Chicago Blackhawks Cap off Semfinals with Wild Overtime Win over Detroit Red Wings
The storied divisional rivalry between the Chicago Blackhawks and Detroit Red Wings had to end the way it did on Wednesday night. It wasn’t pretty at all, with penalties, shoving and controversy in abundance, but in the end, the two teams, who will now be in opposite conferences, shook hands in the middle of the ice at United Center in the capstone to their history together.
The overtime game ended almost four minutes into extra time, with Brent Seabrook grabbing the puck after Dave Bolland freed the puck with a huge hit. After finding open ice, Seabrook’s wrist shot from the high slot defelcted off Niklas Kronwall and over Jimmy Howard’s glove. It was Seabrook’s first goal of the postseason, and it led the Blackhawks to their first comeback from a 3-1 deficit in the playoffs.
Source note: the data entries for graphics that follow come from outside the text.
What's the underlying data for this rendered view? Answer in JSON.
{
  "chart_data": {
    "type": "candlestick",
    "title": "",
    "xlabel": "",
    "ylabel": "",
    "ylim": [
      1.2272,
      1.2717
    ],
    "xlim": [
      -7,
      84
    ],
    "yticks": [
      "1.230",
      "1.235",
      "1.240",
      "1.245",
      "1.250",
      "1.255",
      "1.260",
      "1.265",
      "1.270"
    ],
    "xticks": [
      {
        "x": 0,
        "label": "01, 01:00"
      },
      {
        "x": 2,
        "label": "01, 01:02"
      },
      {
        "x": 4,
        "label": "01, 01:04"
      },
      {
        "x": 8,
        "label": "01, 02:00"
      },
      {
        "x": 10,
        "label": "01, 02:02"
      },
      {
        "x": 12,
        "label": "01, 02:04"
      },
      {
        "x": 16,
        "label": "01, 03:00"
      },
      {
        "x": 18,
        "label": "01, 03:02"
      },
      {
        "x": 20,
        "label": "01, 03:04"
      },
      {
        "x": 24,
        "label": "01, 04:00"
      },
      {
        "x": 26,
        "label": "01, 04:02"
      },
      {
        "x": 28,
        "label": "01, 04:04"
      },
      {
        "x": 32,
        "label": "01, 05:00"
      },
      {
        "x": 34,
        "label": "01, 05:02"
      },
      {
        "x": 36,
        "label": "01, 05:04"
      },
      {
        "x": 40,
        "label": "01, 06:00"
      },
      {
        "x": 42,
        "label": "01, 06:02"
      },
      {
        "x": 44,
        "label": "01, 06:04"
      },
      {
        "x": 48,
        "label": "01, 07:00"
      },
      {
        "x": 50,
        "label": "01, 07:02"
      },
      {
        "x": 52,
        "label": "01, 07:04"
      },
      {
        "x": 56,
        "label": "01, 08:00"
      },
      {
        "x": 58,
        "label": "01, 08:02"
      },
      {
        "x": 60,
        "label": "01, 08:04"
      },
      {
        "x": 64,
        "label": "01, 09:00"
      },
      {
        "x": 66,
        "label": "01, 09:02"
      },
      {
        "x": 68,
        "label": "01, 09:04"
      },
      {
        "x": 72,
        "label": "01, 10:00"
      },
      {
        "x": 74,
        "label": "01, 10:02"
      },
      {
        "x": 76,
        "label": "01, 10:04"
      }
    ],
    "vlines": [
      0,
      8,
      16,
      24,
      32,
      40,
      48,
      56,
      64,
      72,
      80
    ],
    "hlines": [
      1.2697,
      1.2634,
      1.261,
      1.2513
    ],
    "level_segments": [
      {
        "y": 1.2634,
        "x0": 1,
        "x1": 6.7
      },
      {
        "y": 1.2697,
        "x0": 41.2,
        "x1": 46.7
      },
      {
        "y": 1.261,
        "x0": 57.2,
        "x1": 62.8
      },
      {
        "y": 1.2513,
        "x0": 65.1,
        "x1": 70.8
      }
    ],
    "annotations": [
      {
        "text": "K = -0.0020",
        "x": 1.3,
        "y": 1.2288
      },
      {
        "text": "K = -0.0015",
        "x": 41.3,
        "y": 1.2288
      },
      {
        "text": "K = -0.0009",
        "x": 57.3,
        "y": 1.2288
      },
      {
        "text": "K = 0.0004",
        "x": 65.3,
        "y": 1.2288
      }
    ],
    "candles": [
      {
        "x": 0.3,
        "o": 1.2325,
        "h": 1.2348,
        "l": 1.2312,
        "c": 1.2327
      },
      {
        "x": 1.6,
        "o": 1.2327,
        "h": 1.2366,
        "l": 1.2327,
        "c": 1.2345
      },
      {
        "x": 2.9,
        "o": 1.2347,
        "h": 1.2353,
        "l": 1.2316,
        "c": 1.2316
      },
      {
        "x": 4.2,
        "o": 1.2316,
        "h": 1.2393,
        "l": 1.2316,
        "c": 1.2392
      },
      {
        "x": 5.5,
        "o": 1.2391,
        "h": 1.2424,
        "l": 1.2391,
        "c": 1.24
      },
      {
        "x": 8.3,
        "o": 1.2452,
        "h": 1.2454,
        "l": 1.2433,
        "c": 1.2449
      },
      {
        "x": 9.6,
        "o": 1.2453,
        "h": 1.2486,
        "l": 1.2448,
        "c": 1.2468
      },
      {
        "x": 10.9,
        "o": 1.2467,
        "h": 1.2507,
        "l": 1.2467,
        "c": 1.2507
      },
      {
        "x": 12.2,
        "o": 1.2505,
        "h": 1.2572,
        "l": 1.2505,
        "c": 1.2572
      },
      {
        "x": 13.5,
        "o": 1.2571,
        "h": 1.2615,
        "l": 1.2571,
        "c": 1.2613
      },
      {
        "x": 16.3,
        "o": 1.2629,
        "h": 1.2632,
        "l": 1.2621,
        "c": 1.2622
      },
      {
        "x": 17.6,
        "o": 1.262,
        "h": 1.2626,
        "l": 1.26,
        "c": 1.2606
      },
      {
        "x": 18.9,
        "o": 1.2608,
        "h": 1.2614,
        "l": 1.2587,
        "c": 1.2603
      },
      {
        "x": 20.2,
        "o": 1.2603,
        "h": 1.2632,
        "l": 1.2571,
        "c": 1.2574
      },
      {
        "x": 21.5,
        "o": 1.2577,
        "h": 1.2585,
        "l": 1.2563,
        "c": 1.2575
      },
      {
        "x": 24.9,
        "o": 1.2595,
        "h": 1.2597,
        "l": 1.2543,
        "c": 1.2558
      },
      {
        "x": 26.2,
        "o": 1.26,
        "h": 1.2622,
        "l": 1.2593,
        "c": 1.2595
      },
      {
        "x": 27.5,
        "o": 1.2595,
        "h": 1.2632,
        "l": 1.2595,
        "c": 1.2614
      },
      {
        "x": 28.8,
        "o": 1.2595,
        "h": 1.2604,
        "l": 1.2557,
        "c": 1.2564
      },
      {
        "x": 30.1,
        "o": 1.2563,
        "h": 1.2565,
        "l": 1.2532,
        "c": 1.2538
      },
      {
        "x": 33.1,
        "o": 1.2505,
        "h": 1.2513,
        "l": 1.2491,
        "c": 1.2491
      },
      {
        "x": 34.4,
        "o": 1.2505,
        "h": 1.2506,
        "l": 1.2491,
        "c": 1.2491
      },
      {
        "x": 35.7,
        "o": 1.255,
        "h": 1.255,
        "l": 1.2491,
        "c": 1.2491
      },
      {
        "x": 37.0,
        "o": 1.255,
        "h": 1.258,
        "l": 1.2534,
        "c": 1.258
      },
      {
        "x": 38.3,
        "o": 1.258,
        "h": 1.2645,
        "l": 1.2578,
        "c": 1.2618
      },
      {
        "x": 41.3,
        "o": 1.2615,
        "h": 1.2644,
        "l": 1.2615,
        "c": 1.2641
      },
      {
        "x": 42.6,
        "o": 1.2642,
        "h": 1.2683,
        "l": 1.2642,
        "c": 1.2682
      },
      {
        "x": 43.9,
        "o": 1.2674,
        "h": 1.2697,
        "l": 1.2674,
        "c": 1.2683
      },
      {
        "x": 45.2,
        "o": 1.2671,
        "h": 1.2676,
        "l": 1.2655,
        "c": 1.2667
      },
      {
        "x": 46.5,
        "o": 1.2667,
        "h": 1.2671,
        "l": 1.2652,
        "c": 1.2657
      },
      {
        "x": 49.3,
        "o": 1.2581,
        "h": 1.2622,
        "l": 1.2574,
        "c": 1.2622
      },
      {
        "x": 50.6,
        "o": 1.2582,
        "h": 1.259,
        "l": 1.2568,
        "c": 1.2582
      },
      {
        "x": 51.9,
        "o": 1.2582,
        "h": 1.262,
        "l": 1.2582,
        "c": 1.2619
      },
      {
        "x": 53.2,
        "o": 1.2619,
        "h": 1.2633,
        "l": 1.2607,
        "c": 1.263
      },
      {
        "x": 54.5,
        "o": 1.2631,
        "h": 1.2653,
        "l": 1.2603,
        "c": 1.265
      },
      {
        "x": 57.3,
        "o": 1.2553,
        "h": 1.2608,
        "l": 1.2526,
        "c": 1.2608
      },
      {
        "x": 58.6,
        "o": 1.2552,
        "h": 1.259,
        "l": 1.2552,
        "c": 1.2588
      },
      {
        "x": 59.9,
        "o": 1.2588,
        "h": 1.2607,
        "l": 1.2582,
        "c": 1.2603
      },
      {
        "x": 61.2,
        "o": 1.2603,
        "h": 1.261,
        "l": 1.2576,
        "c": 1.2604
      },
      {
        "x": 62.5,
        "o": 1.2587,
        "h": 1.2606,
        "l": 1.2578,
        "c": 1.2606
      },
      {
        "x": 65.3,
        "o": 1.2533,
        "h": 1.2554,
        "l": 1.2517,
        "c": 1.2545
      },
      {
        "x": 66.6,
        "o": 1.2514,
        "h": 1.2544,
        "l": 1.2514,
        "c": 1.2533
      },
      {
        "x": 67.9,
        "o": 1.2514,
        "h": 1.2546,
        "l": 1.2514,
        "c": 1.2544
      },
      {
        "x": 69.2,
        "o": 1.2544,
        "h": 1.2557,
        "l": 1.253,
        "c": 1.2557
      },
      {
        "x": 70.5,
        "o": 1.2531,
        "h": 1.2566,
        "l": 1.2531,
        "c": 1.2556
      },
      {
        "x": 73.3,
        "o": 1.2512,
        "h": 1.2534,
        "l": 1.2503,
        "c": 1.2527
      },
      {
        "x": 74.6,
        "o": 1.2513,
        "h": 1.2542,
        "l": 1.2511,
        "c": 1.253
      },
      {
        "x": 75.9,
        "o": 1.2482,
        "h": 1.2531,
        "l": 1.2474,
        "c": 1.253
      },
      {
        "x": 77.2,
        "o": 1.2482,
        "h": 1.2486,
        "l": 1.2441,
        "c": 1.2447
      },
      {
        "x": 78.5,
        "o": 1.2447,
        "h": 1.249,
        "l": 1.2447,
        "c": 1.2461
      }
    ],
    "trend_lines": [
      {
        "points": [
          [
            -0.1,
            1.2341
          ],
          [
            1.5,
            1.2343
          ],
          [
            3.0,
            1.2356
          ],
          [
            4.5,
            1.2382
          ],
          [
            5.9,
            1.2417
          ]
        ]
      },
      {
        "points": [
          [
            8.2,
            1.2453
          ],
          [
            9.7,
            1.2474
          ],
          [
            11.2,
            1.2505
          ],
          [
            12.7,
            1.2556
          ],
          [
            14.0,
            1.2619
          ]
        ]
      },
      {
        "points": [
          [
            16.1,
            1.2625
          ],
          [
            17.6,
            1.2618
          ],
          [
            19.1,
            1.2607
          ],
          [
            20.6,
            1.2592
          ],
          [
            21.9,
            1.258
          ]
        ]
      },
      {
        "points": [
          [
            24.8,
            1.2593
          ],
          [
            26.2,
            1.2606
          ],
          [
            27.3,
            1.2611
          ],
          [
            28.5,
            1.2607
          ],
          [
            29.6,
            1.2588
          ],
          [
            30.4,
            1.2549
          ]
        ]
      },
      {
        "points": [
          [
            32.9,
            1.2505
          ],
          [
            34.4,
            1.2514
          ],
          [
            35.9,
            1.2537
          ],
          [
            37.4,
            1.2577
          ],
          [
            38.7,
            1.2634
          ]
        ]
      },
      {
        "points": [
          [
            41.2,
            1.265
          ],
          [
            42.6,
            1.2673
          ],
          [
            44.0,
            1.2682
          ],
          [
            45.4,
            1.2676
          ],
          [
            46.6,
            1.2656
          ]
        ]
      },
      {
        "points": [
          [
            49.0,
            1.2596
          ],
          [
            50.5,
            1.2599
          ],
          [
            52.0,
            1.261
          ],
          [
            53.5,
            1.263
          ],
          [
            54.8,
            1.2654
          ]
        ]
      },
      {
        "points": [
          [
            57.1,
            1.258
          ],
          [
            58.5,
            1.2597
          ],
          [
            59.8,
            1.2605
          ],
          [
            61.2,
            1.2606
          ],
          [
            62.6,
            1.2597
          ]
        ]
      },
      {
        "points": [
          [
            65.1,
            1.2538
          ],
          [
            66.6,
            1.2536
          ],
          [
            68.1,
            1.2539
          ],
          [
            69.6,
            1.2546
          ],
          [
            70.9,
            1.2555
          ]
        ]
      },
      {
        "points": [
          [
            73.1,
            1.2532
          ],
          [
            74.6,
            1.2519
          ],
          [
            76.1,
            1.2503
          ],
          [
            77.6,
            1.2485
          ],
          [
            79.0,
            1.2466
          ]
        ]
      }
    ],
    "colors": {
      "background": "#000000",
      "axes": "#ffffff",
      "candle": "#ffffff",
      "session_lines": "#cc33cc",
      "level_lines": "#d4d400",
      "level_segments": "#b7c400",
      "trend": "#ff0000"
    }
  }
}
All of that overtime drama would’ve been avoided if not for a shoddy call late in the third period. With less that two minutes left in the period, Niklas Hjalmarsson took a pass from Andrew Shaw and ripped the shot past Howard. Unfortunately, referee Stephen Walkom was watching a wrestling match between Brandon Saad and Kyle Quincey and blew the whistle to call coincidental roughing minors on them. The whistle blew a mere second before Hjalmarsson’s goal, negating it. Everyone from hockey analysts to NHL players on Twitter were outraged at what they saw as a terrible call.
Speaking of coincidence, Walkom is no stranger to penalties in the Blackhawks’ playoff games. It was Walkom who didn’t call a penalty on Raffi Torres after his vicious hit on Marian Hossa in last year’s playoffs. Walkom was also the one who called those three penalties on Jonathan Toews in Game Four.
That call has to be put behind the team. The series is over, as is the Red Wings’ time in the Western Conference. Perhaps the Blackhawks will meet them again in a future Stanley Cup Final. For now, there’s a little time to reflect on this series before moving on to the Western Conference Finals.